Ah, but now come the “opponent points” or “victory points” – each win by your opponents nets you 5 points if their win is over a team in their same division or one higher/lower, otherwise subtract .5 points (yes, half a point…) for each division lower than the set threshold, and add .5 points for each division higher than the threshold. 5A schools (both 5A-II and 5A-I) get the shaft here because they are the highest divisions, so they can’t get any more than 5 victory points for their opponents’ wins.

So what happens if a team is not an AIA member (like say, a team from Juarez, Mexico, or maybe one from Utah, California, or Nevada)? Your Athletic Director must petition the AIA to recognize that team as a “valid” opponent and the AIA must then label them as a comparable division (like maybe a 3A school) based on the school’s enrollment and current state division – New Mexico, for example, has a divisional breakdown similar to Arizona’s so that would not take as much time as a team from California which has super-conferences and super-regions.
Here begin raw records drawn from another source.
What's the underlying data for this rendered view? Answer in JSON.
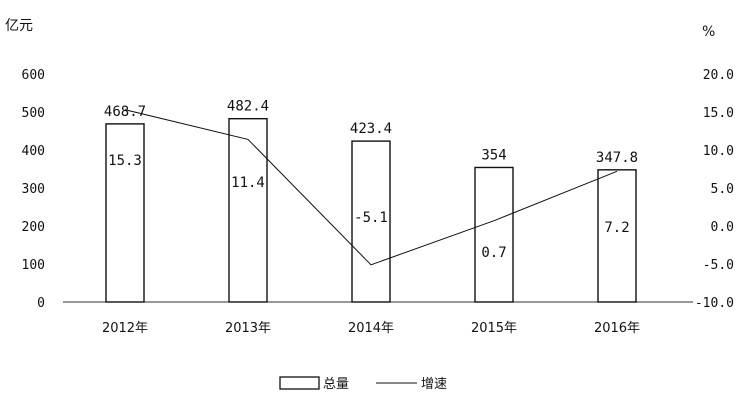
{
  "chart_data": {
    "type": "bar+line",
    "categories": [
      "2012年",
      "2013年",
      "2014年",
      "2015年",
      "2016年"
    ],
    "series": [
      {
        "name": "总量",
        "type": "bar",
        "axis": "left",
        "values": [
          468.7,
          482.4,
          423.4,
          354,
          347.8
        ],
        "labels": [
          "468.7",
          "482.4",
          "423.4",
          "354",
          "347.8"
        ]
      },
      {
        "name": "增速",
        "type": "line",
        "axis": "right",
        "values": [
          15.3,
          11.4,
          -5.1,
          0.7,
          7.2
        ],
        "labels": [
          "15.3",
          "11.4",
          "-5.1",
          "0.7",
          "7.2"
        ]
      }
    ],
    "left_axis": {
      "unit": "亿元",
      "ylim": [
        0,
        600
      ],
      "ticks": [
        "0",
        "100",
        "200",
        "300",
        "400",
        "500",
        "600"
      ]
    },
    "right_axis": {
      "unit": "%",
      "ylim": [
        -10,
        20
      ],
      "ticks": [
        "-10.0",
        "-5.0",
        "0.0",
        "5.0",
        "10.0",
        "15.0",
        "20.0"
      ]
    },
    "grid": false,
    "legend_position": "bottom-center",
    "legend": [
      "总量",
      "增速"
    ]
  }
}
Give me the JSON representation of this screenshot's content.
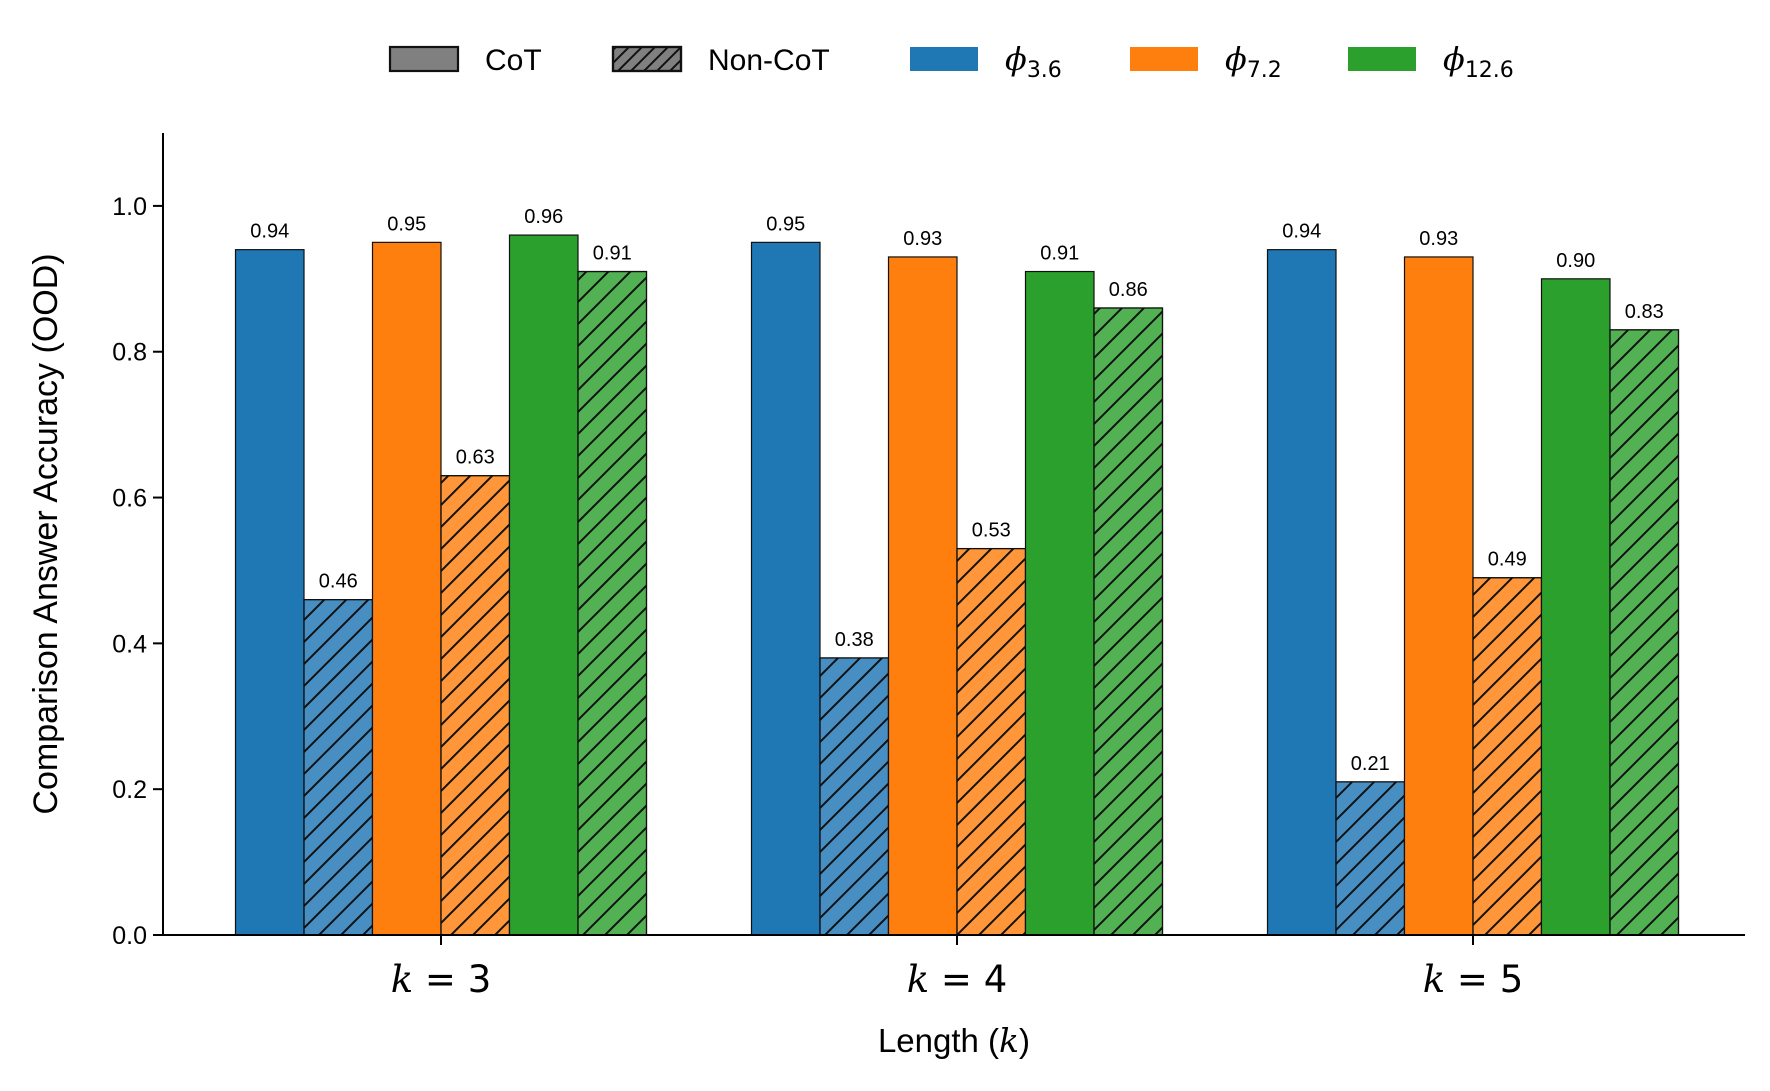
{
  "chart_data": {
    "type": "bar",
    "xlabel": "Length (k)",
    "ylabel": "Comparison Answer Accuracy (OOD)",
    "ylim": [
      0,
      1.1
    ],
    "yticks": [
      "0.0",
      "0.2",
      "0.4",
      "0.6",
      "0.8",
      "1.0"
    ],
    "categories": [
      "k = 3",
      "k = 4",
      "k = 5"
    ],
    "series": [
      {
        "name": "φ3.6 CoT",
        "model": "3.6",
        "style": "CoT",
        "color": "#1f77b4",
        "values": [
          0.94,
          0.95,
          0.94
        ],
        "labels": [
          "0.94",
          "0.95",
          "0.94"
        ]
      },
      {
        "name": "φ3.6 Non-CoT",
        "model": "3.6",
        "style": "Non-CoT",
        "color": "#1f77b4",
        "values": [
          0.46,
          0.38,
          0.21
        ],
        "labels": [
          "0.46",
          "0.38",
          "0.21"
        ]
      },
      {
        "name": "φ7.2 CoT",
        "model": "7.2",
        "style": "CoT",
        "color": "#ff7f0e",
        "values": [
          0.95,
          0.93,
          0.93
        ],
        "labels": [
          "0.95",
          "0.93",
          "0.93"
        ]
      },
      {
        "name": "φ7.2 Non-CoT",
        "model": "7.2",
        "style": "Non-CoT",
        "color": "#ff7f0e",
        "values": [
          0.63,
          0.53,
          0.49
        ],
        "labels": [
          "0.63",
          "0.53",
          "0.49"
        ]
      },
      {
        "name": "φ12.6 CoT",
        "model": "12.6",
        "style": "CoT",
        "color": "#2ca02c",
        "values": [
          0.96,
          0.91,
          0.9
        ],
        "labels": [
          "0.96",
          "0.91",
          "0.90"
        ]
      },
      {
        "name": "φ12.6 Non-CoT",
        "model": "12.6",
        "style": "Non-CoT",
        "color": "#2ca02c",
        "values": [
          0.91,
          0.86,
          0.83
        ],
        "labels": [
          "0.91",
          "0.86",
          "0.83"
        ]
      }
    ],
    "legend": {
      "placement": "top-center",
      "entries": [
        {
          "label": "CoT",
          "kind": "solid",
          "color": "#808080"
        },
        {
          "label": "Non-CoT",
          "kind": "hatched",
          "color": "#808080"
        },
        {
          "label": "ϕ",
          "subscript": "3.6",
          "kind": "solid",
          "color": "#1f77b4"
        },
        {
          "label": "ϕ",
          "subscript": "7.2",
          "kind": "solid",
          "color": "#ff7f0e"
        },
        {
          "label": "ϕ",
          "subscript": "12.6",
          "kind": "solid",
          "color": "#2ca02c"
        }
      ]
    },
    "grid": false
  }
}
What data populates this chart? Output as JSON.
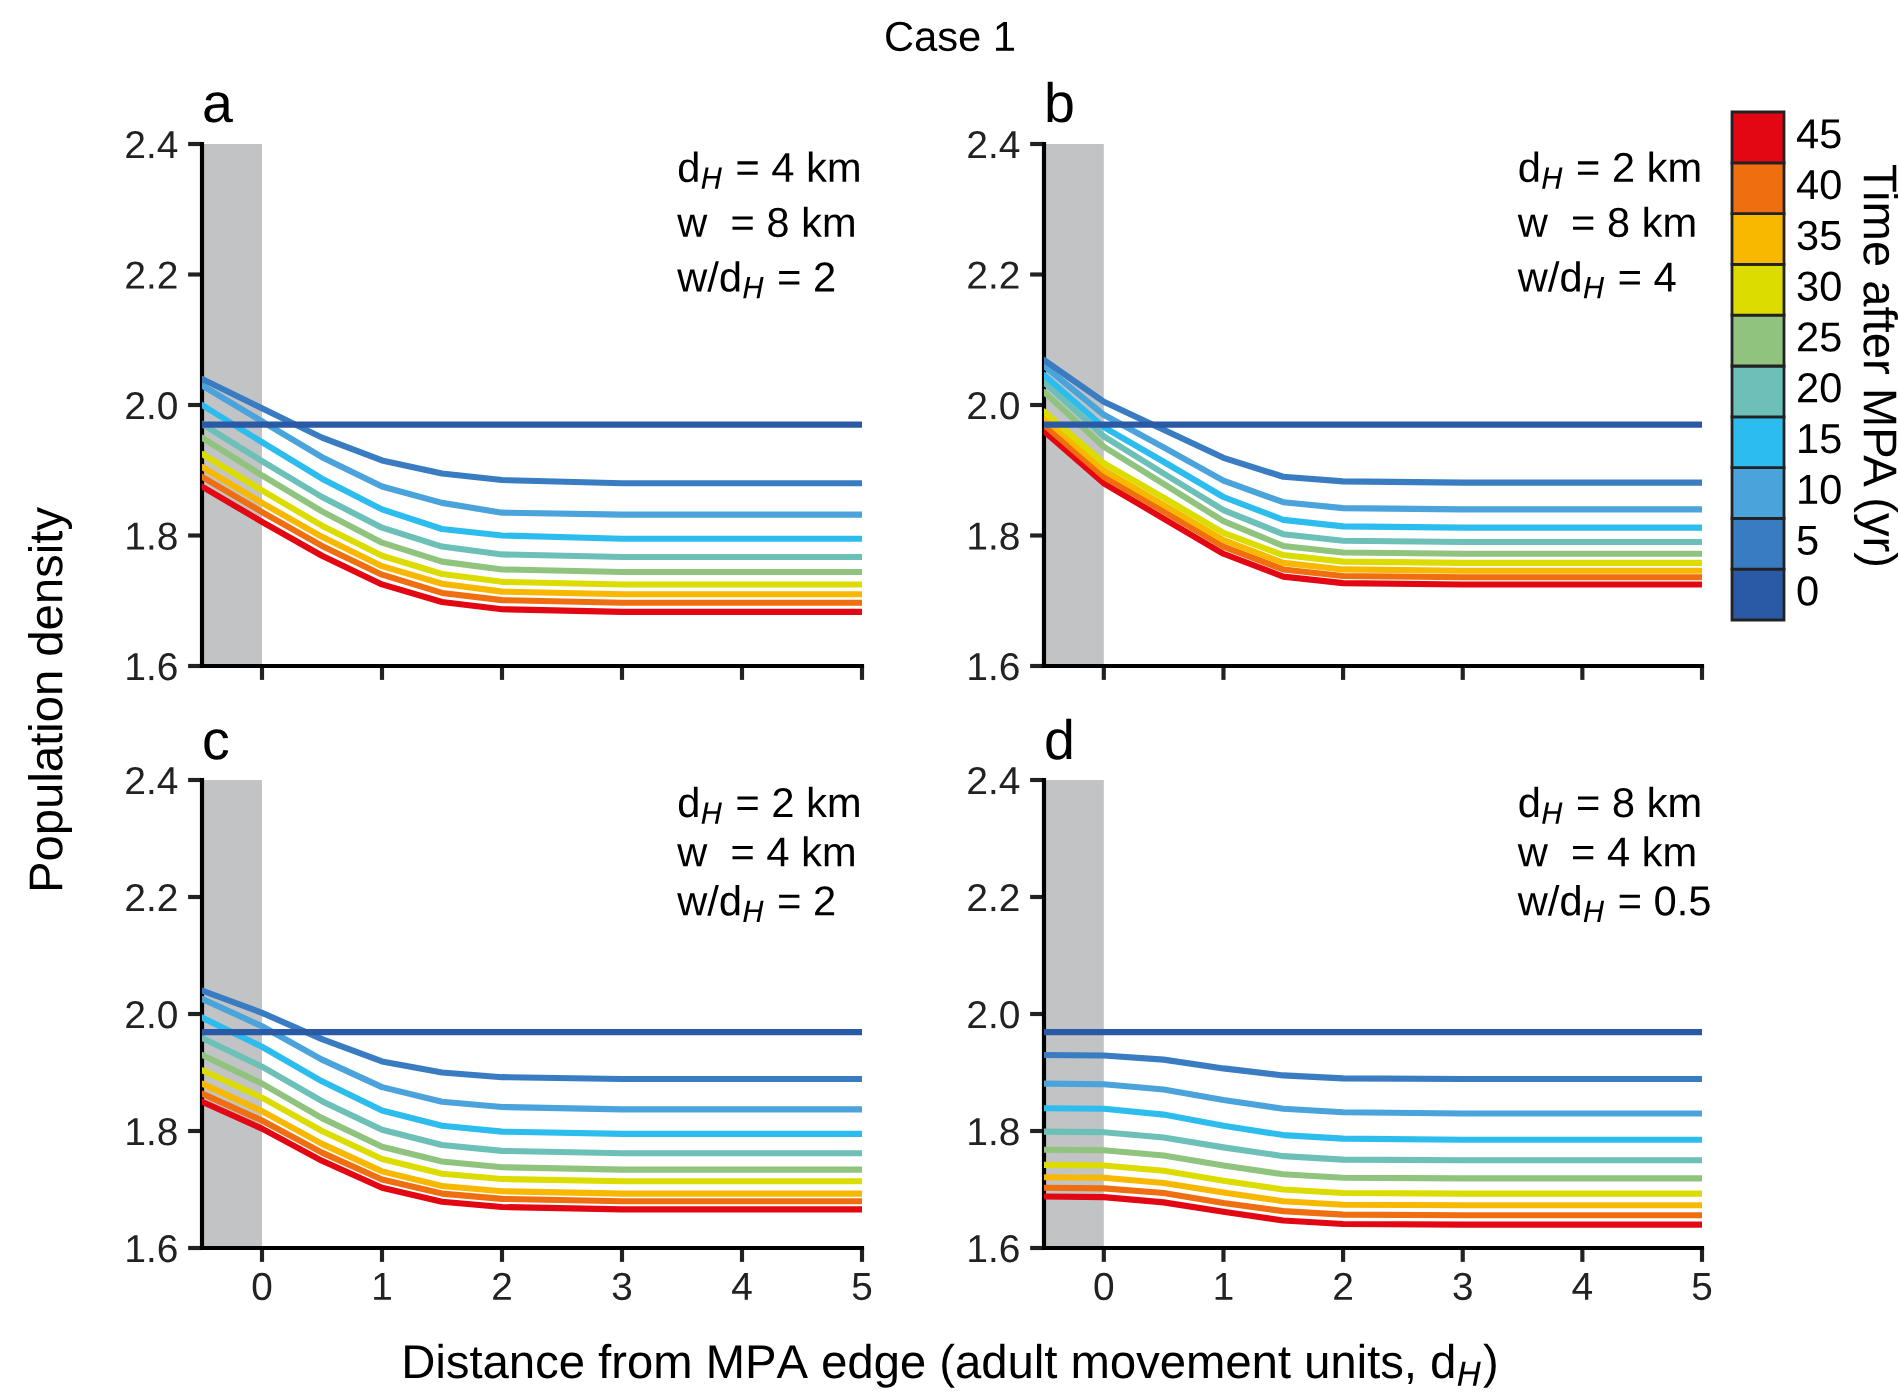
{
  "chart_data": [
    {
      "type": "line",
      "title": "a",
      "ylabel": "Population density",
      "annotations": [
        "Case 1",
        "d$_{H}$ = 4 km",
        "w  = 8 km",
        "w/d$_{H}$ = 2"
      ],
      "x": [
        -0.5,
        0,
        0.5,
        1,
        1.5,
        2,
        3,
        5
      ],
      "xlim": [
        -0.5,
        5
      ],
      "xticks": [
        0,
        1,
        2,
        3,
        4,
        5
      ],
      "ylim": [
        1.6,
        2.4
      ],
      "yticks": [
        {
          "value": 1.6,
          "label": "1.6"
        },
        {
          "value": 1.8,
          "label": "1.8"
        },
        {
          "value": 2.0,
          "label": "2.0"
        },
        {
          "value": 2.2,
          "label": "2.2"
        },
        {
          "value": 2.4,
          "label": "2.4"
        }
      ],
      "tick_labels": "y",
      "bands": [
        {
          "axis": "x",
          "from": -0.5,
          "to": 0,
          "color": "#c2c3c5"
        }
      ],
      "series": [
        {
          "color": "#2a5aa6",
          "values": [
            1.97,
            1.97,
            1.97,
            1.97,
            1.97,
            1.97,
            1.97,
            1.97
          ]
        },
        {
          "color": "#3a7cc2",
          "values": [
            2.04,
            1.995,
            1.95,
            1.915,
            1.895,
            1.885,
            1.88,
            1.88
          ]
        },
        {
          "color": "#4aa3db",
          "values": [
            2.03,
            1.975,
            1.92,
            1.875,
            1.85,
            1.835,
            1.832,
            1.832
          ]
        },
        {
          "color": "#2cbdee",
          "values": [
            2.0,
            1.943,
            1.887,
            1.84,
            1.81,
            1.8,
            1.795,
            1.795
          ]
        },
        {
          "color": "#6cc0b8",
          "values": [
            1.971,
            1.914,
            1.859,
            1.812,
            1.783,
            1.771,
            1.767,
            1.767
          ]
        },
        {
          "color": "#90c47e",
          "values": [
            1.95,
            1.892,
            1.837,
            1.789,
            1.76,
            1.748,
            1.744,
            1.744
          ]
        },
        {
          "color": "#dcdc00",
          "values": [
            1.925,
            1.869,
            1.815,
            1.769,
            1.741,
            1.729,
            1.725,
            1.725
          ]
        },
        {
          "color": "#f8b800",
          "values": [
            1.905,
            1.85,
            1.798,
            1.753,
            1.726,
            1.714,
            1.71,
            1.71
          ]
        },
        {
          "color": "#ee6e10",
          "values": [
            1.89,
            1.836,
            1.784,
            1.74,
            1.712,
            1.701,
            1.697,
            1.697
          ]
        },
        {
          "color": "#e30613",
          "values": [
            1.875,
            1.821,
            1.769,
            1.725,
            1.698,
            1.687,
            1.683,
            1.683
          ]
        }
      ]
    },
    {
      "type": "line",
      "title": "b",
      "annotations": [
        "d$_{H}$ = 2 km",
        "w  = 8 km",
        "w/d$_{H}$ = 4"
      ],
      "x": [
        -0.5,
        0,
        0.5,
        1,
        1.5,
        2,
        3,
        5
      ],
      "xlim": [
        -0.5,
        5
      ],
      "xticks": [
        0,
        1,
        2,
        3,
        4,
        5
      ],
      "ylim": [
        1.6,
        2.4
      ],
      "yticks": [
        {
          "value": 1.6,
          "label": "1.6"
        },
        {
          "value": 1.8,
          "label": "1.8"
        },
        {
          "value": 2.0,
          "label": "2.0"
        },
        {
          "value": 2.2,
          "label": "2.2"
        },
        {
          "value": 2.4,
          "label": "2.4"
        }
      ],
      "tick_labels": "y",
      "bands": [
        {
          "axis": "x",
          "from": -0.5,
          "to": 0,
          "color": "#c2c3c5"
        }
      ],
      "legend": "right",
      "legend_title": "Time after MPA (yr)",
      "series": [
        {
          "name": "0",
          "color": "#2a5aa6",
          "values": [
            1.97,
            1.97,
            1.97,
            1.97,
            1.97,
            1.97,
            1.97,
            1.97
          ]
        },
        {
          "name": "5",
          "color": "#3a7cc2",
          "values": [
            2.069,
            2.005,
            1.962,
            1.919,
            1.89,
            1.883,
            1.881,
            1.881
          ]
        },
        {
          "name": "10",
          "color": "#4aa3db",
          "values": [
            2.06,
            1.985,
            1.935,
            1.884,
            1.851,
            1.842,
            1.84,
            1.84
          ]
        },
        {
          "name": "15",
          "color": "#2cbdee",
          "values": [
            2.046,
            1.966,
            1.913,
            1.859,
            1.824,
            1.814,
            1.812,
            1.812
          ]
        },
        {
          "name": "20",
          "color": "#6cc0b8",
          "values": [
            2.035,
            1.952,
            1.895,
            1.839,
            1.802,
            1.792,
            1.79,
            1.79
          ]
        },
        {
          "name": "25",
          "color": "#90c47e",
          "values": [
            2.02,
            1.936,
            1.879,
            1.822,
            1.784,
            1.774,
            1.772,
            1.772
          ]
        },
        {
          "name": "30",
          "color": "#dcdc00",
          "values": [
            1.99,
            1.911,
            1.858,
            1.804,
            1.77,
            1.76,
            1.758,
            1.758
          ]
        },
        {
          "name": "35",
          "color": "#f8b800",
          "values": [
            1.98,
            1.9,
            1.847,
            1.793,
            1.758,
            1.748,
            1.746,
            1.746
          ]
        },
        {
          "name": "40",
          "color": "#ee6e10",
          "values": [
            1.97,
            1.89,
            1.837,
            1.783,
            1.748,
            1.738,
            1.736,
            1.736
          ]
        },
        {
          "name": "45",
          "color": "#e30613",
          "values": [
            1.96,
            1.88,
            1.826,
            1.772,
            1.737,
            1.727,
            1.725,
            1.725
          ]
        }
      ]
    },
    {
      "type": "line",
      "title": "c",
      "xlabel": "Distance from MPA edge (adult movement units, d$_{H}$)",
      "annotations": [
        "d$_{H}$ = 2 km",
        "w  = 4 km",
        "w/d$_{H}$ = 2"
      ],
      "x": [
        -0.5,
        0,
        0.5,
        1,
        1.5,
        2,
        3,
        5
      ],
      "xlim": [
        -0.5,
        5
      ],
      "xticks": [
        0,
        1,
        2,
        3,
        4,
        5
      ],
      "ylim": [
        1.6,
        2.4
      ],
      "yticks": [
        {
          "value": 1.6,
          "label": "1.6"
        },
        {
          "value": 1.8,
          "label": "1.8"
        },
        {
          "value": 2.0,
          "label": "2.0"
        },
        {
          "value": 2.2,
          "label": "2.2"
        },
        {
          "value": 2.4,
          "label": "2.4"
        }
      ],
      "bands": [
        {
          "axis": "x",
          "from": -0.5,
          "to": 0,
          "color": "#c2c3c5"
        }
      ],
      "series": [
        {
          "color": "#2a5aa6",
          "values": [
            1.969,
            1.969,
            1.969,
            1.969,
            1.969,
            1.969,
            1.969,
            1.969
          ]
        },
        {
          "color": "#3a7cc2",
          "values": [
            2.04,
            2.002,
            1.957,
            1.919,
            1.9,
            1.892,
            1.889,
            1.889
          ]
        },
        {
          "color": "#4aa3db",
          "values": [
            2.026,
            1.979,
            1.922,
            1.875,
            1.85,
            1.841,
            1.837,
            1.837
          ]
        },
        {
          "color": "#2cbdee",
          "values": [
            1.994,
            1.944,
            1.885,
            1.835,
            1.809,
            1.799,
            1.795,
            1.795
          ]
        },
        {
          "color": "#6cc0b8",
          "values": [
            1.959,
            1.91,
            1.851,
            1.802,
            1.776,
            1.766,
            1.762,
            1.762
          ]
        },
        {
          "color": "#90c47e",
          "values": [
            1.93,
            1.881,
            1.822,
            1.773,
            1.748,
            1.738,
            1.734,
            1.734
          ]
        },
        {
          "color": "#dcdc00",
          "values": [
            1.904,
            1.857,
            1.8,
            1.752,
            1.727,
            1.718,
            1.714,
            1.714
          ]
        },
        {
          "color": "#f8b800",
          "values": [
            1.881,
            1.834,
            1.778,
            1.731,
            1.706,
            1.697,
            1.693,
            1.693
          ]
        },
        {
          "color": "#ee6e10",
          "values": [
            1.864,
            1.818,
            1.763,
            1.717,
            1.693,
            1.684,
            1.68,
            1.68
          ]
        },
        {
          "color": "#e30613",
          "values": [
            1.85,
            1.804,
            1.749,
            1.703,
            1.679,
            1.67,
            1.666,
            1.666
          ]
        }
      ]
    },
    {
      "type": "line",
      "title": "d",
      "annotations": [
        "d$_{H}$ = 8 km",
        "w  = 4 km",
        "w/d$_{H}$ = 0.5"
      ],
      "x": [
        -0.5,
        0,
        0.5,
        1,
        1.5,
        2,
        3,
        5
      ],
      "xlim": [
        -0.5,
        5
      ],
      "xticks": [
        0,
        1,
        2,
        3,
        4,
        5
      ],
      "ylim": [
        1.6,
        2.4
      ],
      "yticks": [
        {
          "value": 1.6,
          "label": "1.6"
        },
        {
          "value": 1.8,
          "label": "1.8"
        },
        {
          "value": 2.0,
          "label": "2.0"
        },
        {
          "value": 2.2,
          "label": "2.2"
        },
        {
          "value": 2.4,
          "label": "2.4"
        }
      ],
      "bands": [
        {
          "axis": "x",
          "from": -0.5,
          "to": 0,
          "color": "#c2c3c5"
        }
      ],
      "series": [
        {
          "color": "#2a5aa6",
          "values": [
            1.969,
            1.969,
            1.969,
            1.969,
            1.969,
            1.969,
            1.969,
            1.969
          ]
        },
        {
          "color": "#3a7cc2",
          "values": [
            1.93,
            1.929,
            1.922,
            1.907,
            1.895,
            1.89,
            1.889,
            1.889
          ]
        },
        {
          "color": "#4aa3db",
          "values": [
            1.881,
            1.88,
            1.871,
            1.853,
            1.838,
            1.832,
            1.83,
            1.83
          ]
        },
        {
          "color": "#2cbdee",
          "values": [
            1.839,
            1.838,
            1.828,
            1.809,
            1.793,
            1.787,
            1.785,
            1.785
          ]
        },
        {
          "color": "#6cc0b8",
          "values": [
            1.799,
            1.798,
            1.789,
            1.772,
            1.757,
            1.751,
            1.75,
            1.75
          ]
        },
        {
          "color": "#90c47e",
          "values": [
            1.768,
            1.767,
            1.758,
            1.741,
            1.726,
            1.72,
            1.719,
            1.719
          ]
        },
        {
          "color": "#dcdc00",
          "values": [
            1.742,
            1.741,
            1.732,
            1.715,
            1.7,
            1.694,
            1.693,
            1.693
          ]
        },
        {
          "color": "#f8b800",
          "values": [
            1.721,
            1.72,
            1.711,
            1.695,
            1.68,
            1.674,
            1.673,
            1.673
          ]
        },
        {
          "color": "#ee6e10",
          "values": [
            1.703,
            1.702,
            1.694,
            1.677,
            1.663,
            1.657,
            1.656,
            1.656
          ]
        },
        {
          "color": "#e30613",
          "values": [
            1.688,
            1.687,
            1.678,
            1.662,
            1.647,
            1.641,
            1.64,
            1.64
          ]
        }
      ]
    }
  ]
}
All in all, it sounds like a lot of work, right? It is. And the AIA doesn’t just stop there – it claims it can do “automatic” updates of the Power Points on its website after every weekend slate of games based on the outcomes. Problem – AIA doesn’t actually go out and gather the scores, it asks that the head coaches or representatives of the home team input the final results to the website. And the smaller schools are notorious for NOT doing so in a timely manner.

My question – if this power point system is SO GAWD-DARNED GOOD, why doesn’t the NCAA use it? I mean, that’s the cream of the crop – the top dawgs of the amateur football spectrum, right?

Maybe because the NCAA already knows that IT DOESN’T WORK. The NCAA uses a Selection Committee for Divisions I-AA, II, and III to determine seedings and teams eligible for the playoffs. While the AIA obviously doesn’t have the manpower to do so (yet), it should look to other ways to determine seedings. I’ve come up with one (link here), but I would love to be on a Selection Committee as well. The question is, who else would – or should – be on that committee? That, I don’t have an answer to.